Des barbelés et une mâchoire humaine témoignent de la brutalité qui sévissait dans les camps de migrants retrouvés en Malaisie, où la police a entamé mardi la tâche macabre d'exhumation des dizaines de tombes le long de la frontière avec la Thaïlande.
La police a escorté des journalistes dans une épuisante randonnée à travers la jungle dans le nord du pays, où les autorités ont annoncé lundi avoir retrouvé 28 camps à l'abandon susceptibles d'avoir abrité des centaines de migrants, ainsi que 139 fosses communes.
Redoutant des attaques de trafiquants armés cachés dans les bois, les policiers ont demandé aux journalistes de se jeter à terre au moindre coup de feu durant le voyage de quatre heures dans cette zone montagneuse reculée.
Par un chemin dans la jungle qui semblait avoir été beaucoup emprunté, les journalistes ont été conduits dans un petit camp situé dans une clairière.
Des barbelés y entourent deux structures branlantes de troncs d'arbres et de bambou, et des bâches gisent par terre.
Selon la police, les camps, proches de la frontière thaïlandaise, auraient pu être utilisés jusqu'à il y a deux semaines environ, mais il ne restait que peu d'indices mardi du passage des migrants.
Une mâchoire humaine, dans laquelle des dents restaient plantées, était visible par terre. Dans le camp se trouve un enclos en forme de cage, mais il n'était pas possible de savoir s'il avait été utilisé pour y caser des êtres humains ou du bétail.

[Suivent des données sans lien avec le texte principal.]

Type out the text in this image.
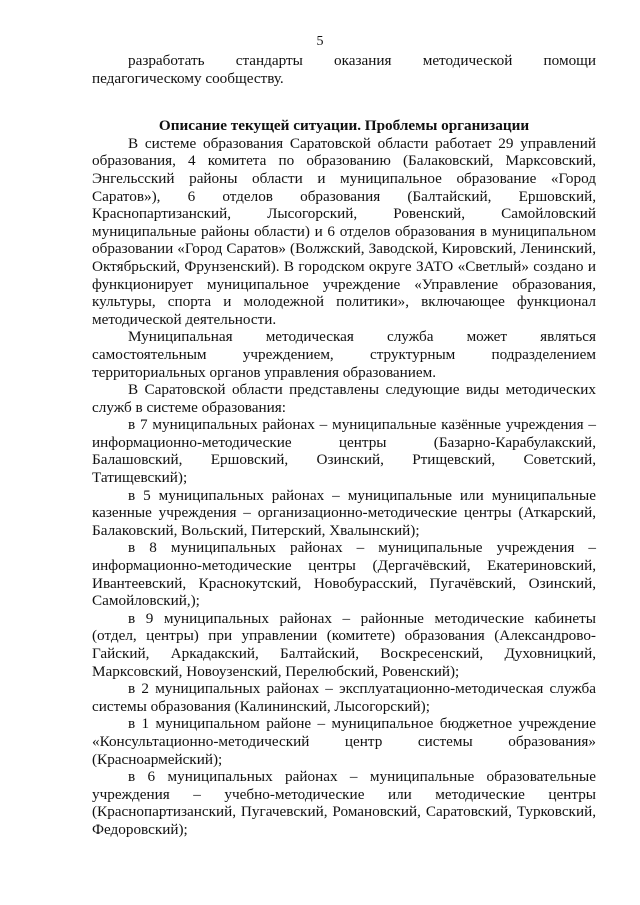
5

разработать стандарты оказания методической помощи педагогическому сообществу.

Описание текущей ситуации. Проблемы организации

В системе образования Саратовской области работает 29 управлений образования, 4 комитета по образованию (Балаковский, Марксовский, Энгельсский районы области и муниципальное образование «Город Саратов»), 6 отделов образования (Балтайский, Ершовский, Краснопартизанский, Лысогорский, Ровенский, Самойловский муниципальные районы области) и 6 отделов образования в муниципальном образовании «Город Саратов» (Волжский, Заводской, Кировский, Ленинский, Октябрьский, Фрунзенский). В городском округе ЗАТО «Светлый» создано и функционирует муниципальное учреждение «Управление образования, культуры, спорта и молодежной политики», включающее функционал методической деятельности.

Муниципальная методическая служба может являться самостоятельным учреждением, структурным подразделением территориальных органов управления образованием.

В Саратовской области представлены следующие виды методических служб в системе образования:

в 7 муниципальных районах – муниципальные казённые учреждения – информационно-методические центры (Базарно-Карабулакский, Балашовский, Ершовский, Озинский, Ртищевский, Советский, Татищевский);

в 5 муниципальных районах – муниципальные или муниципальные казенные учреждения – организационно-методические центры (Аткарский, Балаковский, Вольский, Питерский, Хвалынский);

в 8 муниципальных районах – муниципальные учреждения – информационно-методические центры (Дергачёвский, Екатериновский, Ивантеевский, Краснокутский, Новобурасский, Пугачёвский, Озинский, Самойловский,);

в 9 муниципальных районах – районные методические кабинеты (отдел, центры) при управлении (комитете) образования (Александрово-Гайский, Аркадакский, Балтайский, Воскресенский, Духовницкий, Марксовский, Новоузенский, Перелюбский, Ровенский);

в 2 муниципальных районах – эксплуатационно-методическая служба системы образования (Калининский, Лысогорский);

в 1 муниципальном районе – муниципальное бюджетное учреждение «Консультационно-методический центр системы образования» (Красноармейский);

в 6 муниципальных районах – муниципальные образовательные учреждения – учебно-методические или методические центры (Краснопартизанский, Пугачевский, Романовский, Саратовский, Турковский, Федоровский);
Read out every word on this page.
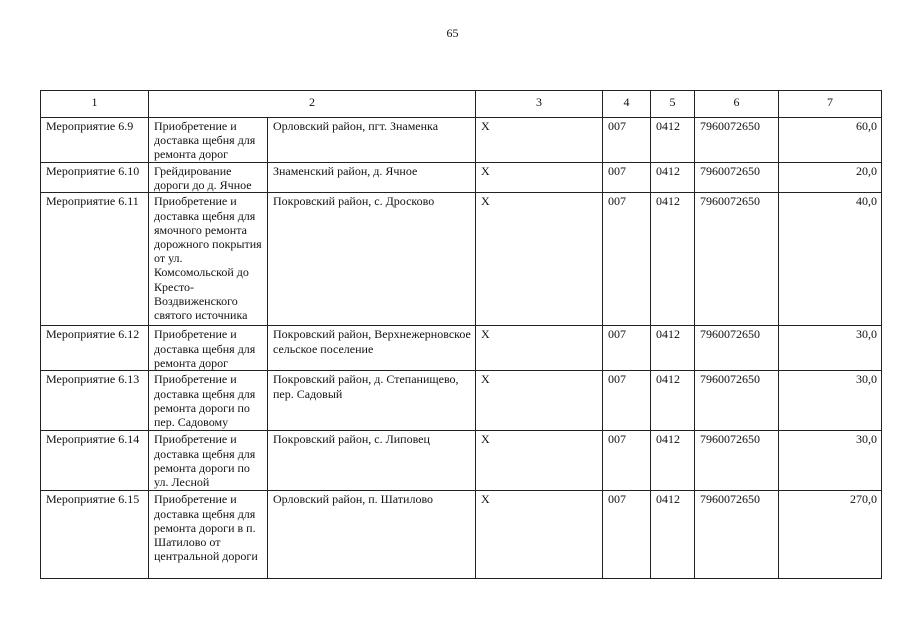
65
1	2		3	4	5	6	7
Мероприятие 6.9	Приобретение и доставка щебня для ремонта дорог	Орловский район, пгт. Знаменка	Х	007	0412	7960072650	60,0
Мероприятие 6.10	Грейдирование дороги до д. Ячное	Знаменский район, д. Ячное	Х	007	0412	7960072650	20,0
Мероприятие 6.11	Приобретение и доставка щебня для ямочного ремонта дорожного покрытия от ул. Комсомольской до Кресто-Воздвиженского святого источника	Покровский район, с. Дросково	Х	007	0412	7960072650	40,0
Мероприятие 6.12	Приобретение и доставка щебня для ремонта дорог	Покровский район, Верхнежерновское сельское поселение	Х	007	0412	7960072650	30,0
Мероприятие 6.13	Приобретение и доставка щебня для ремонта дороги по пер. Садовому	Покровский район, д. Степанищево, пер. Садовый	Х	007	0412	7960072650	30,0
Мероприятие 6.14	Приобретение и доставка щебня для ремонта дороги по ул. Лесной	Покровский район, с. Липовец	Х	007	0412	7960072650	30,0
Мероприятие 6.15	Приобретение и доставка щебня для ремонта дороги в п. Шатилово от центральной дороги	Орловский район, п. Шатилово	Х	007	0412	7960072650	270,0
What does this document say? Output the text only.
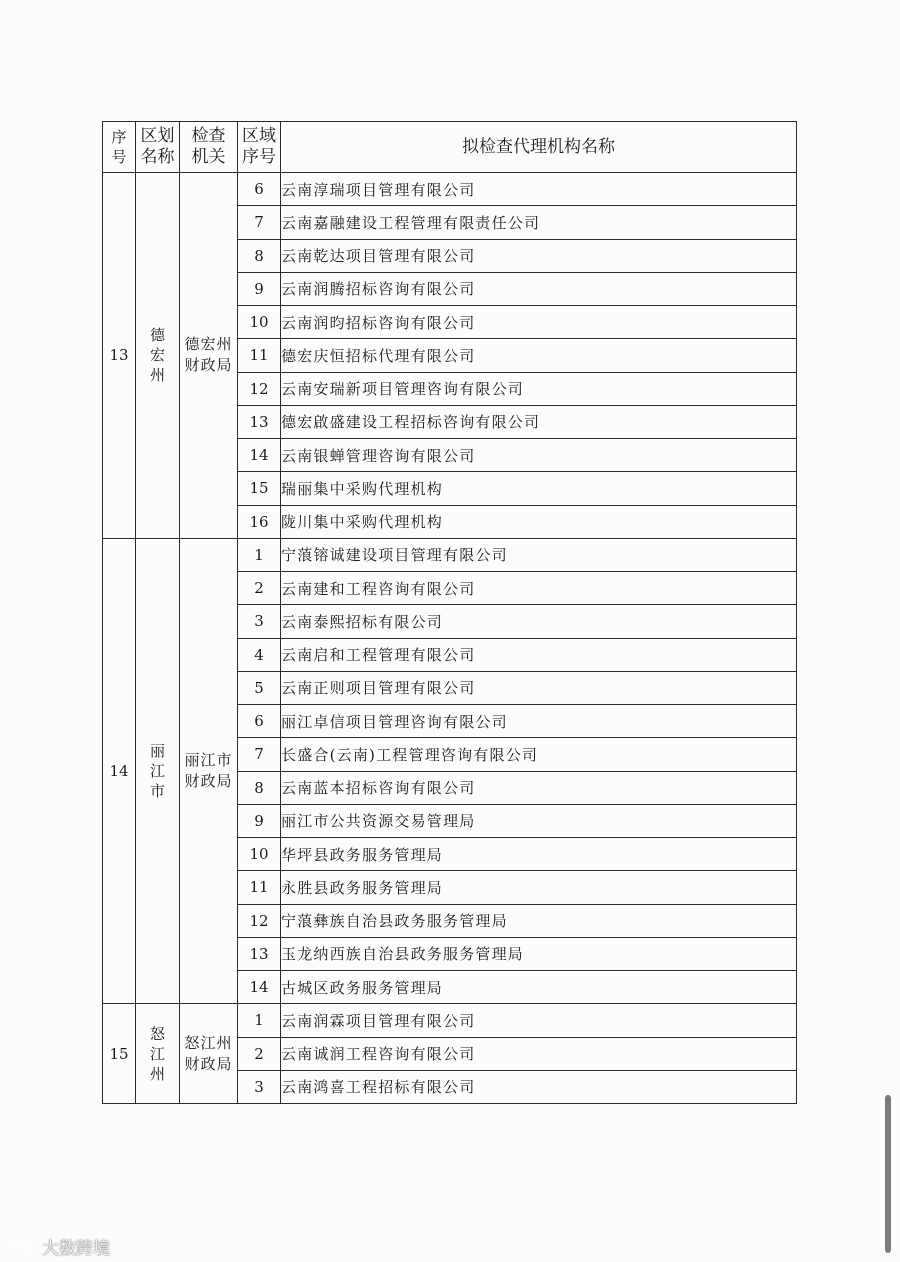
序号	区划名称	检查机关	区域序号	拟检查代理机构名称
13	德宏州	德宏州财政局	6	云南淳瑞项目管理有限公司
			7	云南嘉融建设工程管理有限责任公司
			8	云南乾达项目管理有限公司
			9	云南润腾招标咨询有限公司
			10	云南润昀招标咨询有限公司
			11	德宏庆恒招标代理有限公司
			12	云南安瑞新项目管理咨询有限公司
			13	德宏啟盛建设工程招标咨询有限公司
			14	云南银蝉管理咨询有限公司
			15	瑞丽集中采购代理机构
			16	陇川集中采购代理机构
14	丽江市	丽江市财政局	1	宁蒗镕诚建设项目管理有限公司
			2	云南建和工程咨询有限公司
			3	云南泰熙招标有限公司
			4	云南启和工程管理有限公司
			5	云南正则项目管理有限公司
			6	丽江卓信项目管理咨询有限公司
			7	长盛合(云南)工程管理咨询有限公司
			8	云南蓝本招标咨询有限公司
			9	丽江市公共资源交易管理局
			10	华坪县政务服务管理局
			11	永胜县政务服务管理局
			12	宁蒗彝族自治县政务服务管理局
			13	玉龙纳西族自治县政务服务管理局
			14	古城区政务服务管理局
15	怒江州	怒江州财政局	1	云南润霖项目管理有限公司
			2	云南诚润工程咨询有限公司
			3	云南鸿喜工程招标有限公司
大数跨境
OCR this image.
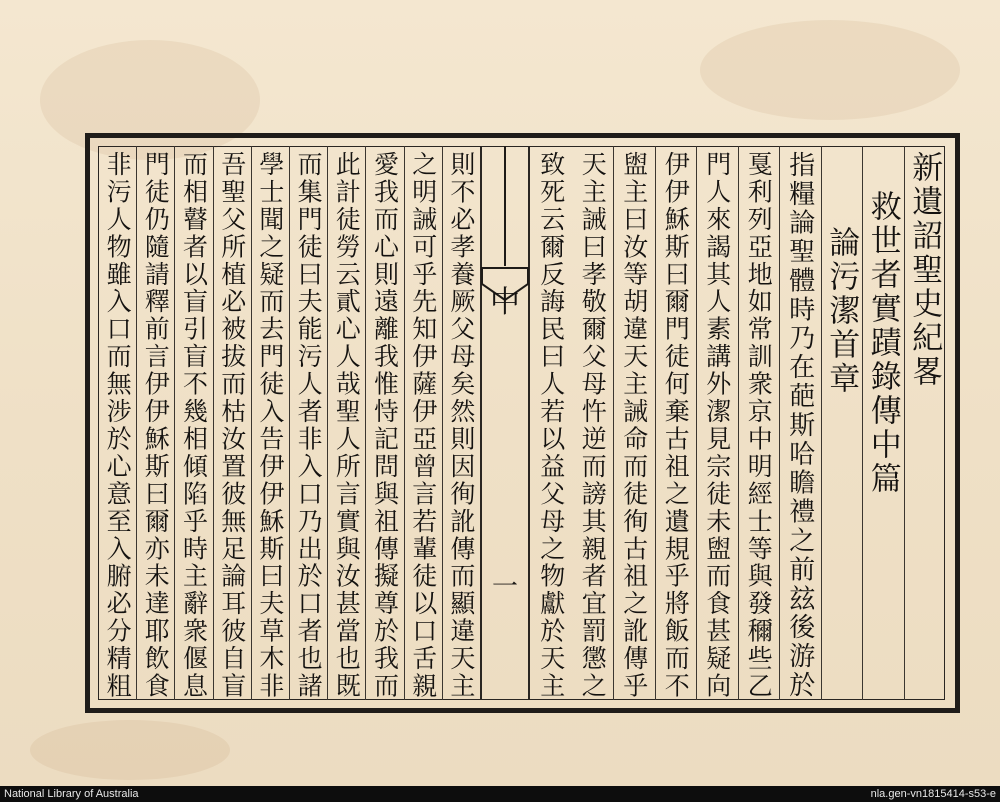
中
一
新遺詔聖史紀畧
救世者實蹟錄傳中篇
論污潔首章
指糧論聖體時乃在葩斯哈瞻禮之前玆後游於
戛利列亞地如常訓衆京中明經士等與發穪些乙
門人來謁其人素講外潔見宗徒未盥而食甚疑向
伊伊穌斯曰爾門徒何棄古祖之遺規乎將飯而不
盥主曰汝等胡違天主誡命而徒徇古祖之訛傳乎
天主誡曰孝敬爾父母忤逆而謗其親者宜罰懲之
致死云爾反誨民曰人若以益父母之物獻於天主
則不必孝養厥父母矣然則因徇訛傳而顯違天主
之明誡可乎先知伊薩伊亞曾言若輩徒以口舌親
愛我而心則遠離我惟恃記問與祖傳擬尊於我而
此計徒勞云貳心人哉聖人所言實與汝甚當也既
而集門徒曰夫能污人者非入口乃出於口者也諸
學士聞之疑而去門徒入告伊伊穌斯曰夫草木非
吾聖父所植必被拔而枯汝置彼無足論耳彼自盲
而相瞽者以盲引盲不幾相傾陷乎時主辭衆偃息
門徒仍隨請釋前言伊伊穌斯曰爾亦未達耶飲食
非污人物雖入口而無涉於心意至入腑必分精粗
National Library of Australia	nla.gen-vn1815414-s53-e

A côté, des policiers armés de pelles ont déterré d'une tombe un corps qui semblait enroulé dans un linceul, selon la tradition musulmane.
"Nous avons trouvé 37 tombes (dans le camp) mais nous n'avons retrouvé jusqu'à présent qu'un seul corps", a déclaré un officier de la police locale, Muhammad Bahar Alias.
Il semblerait que les fosses et le vaste réseau de camps mis en place par les trafiquants en Malaisie soient plus importants que ceux découverts début mai par la police thaïlandaise.
C'est après cette découverte que la Thaïlande avait décidé de sévir contre la traite d'être humains, ce qui avait désorganisé les filières.
Des sandales et un ours en peluche
Des photos d'autres camps fournies par la police témoignent du passage de jeunes enfants, dont une paire de sandales et un ours en peluche rose.
La Malaisie, pays à majorité musulmane et relativement prospère, est un aimant pour les migrants: des Rohingyas, minorité musulmane vivant essentiellement en Birmanie qui fuient les persécutions et des Bangladais, qui cherchent à échapper à la pauvreté.
Des villageois de la région ont raconté à l'AFP avoir vu ces derniers temps des Rohingyas et des Bangladais dépenaillés. Certains étaient couverts de vilaines cicatrices, avaient les pieds ensanglantés pour avoir apparemment traversé la frontière à pied et demandaient de la nourriture et de l'eau aux habitants.
Des voitures conduites par des inconnus venaient de temps à autre les chercher, selon les villageois.
D'après les associations, la région frontalière de Wang Kelian est bien connue pour être un point de passage clé des filières qui acheminent les migrants du Bangladesh et de Birmanie vers la Malaisie et au-delà.
Les défenseurs des droits de l'Homme accusent de longue date Kuala Lumpur de ne pas en faire assez contre la traite, qui disent-ils, est l'oeuvre de bandes organisées agissant avec la complicité des autorités.
Avant la découverte des fosses, le responsables malaisiens assuraient qu'il n'y avait pas de tels charniers ou camps de migrants sur leur territoire.
Mais mardi, le ministre de l'Intérieur Zahid Hamidi a déclaré que le gouvernement soupçonnait à présent les trafiquants et des agents d'être de mèche.
"Nos enquêtes ont montré qu'ils collaborent les uns avec les autres, non seulement à l'échelle locale mais qu'ils ont des liens internationaux avec la Thaïlande, le Bangladesh et la Birmanie", a déclaré le ministre, cité par le site Malaysian Insider.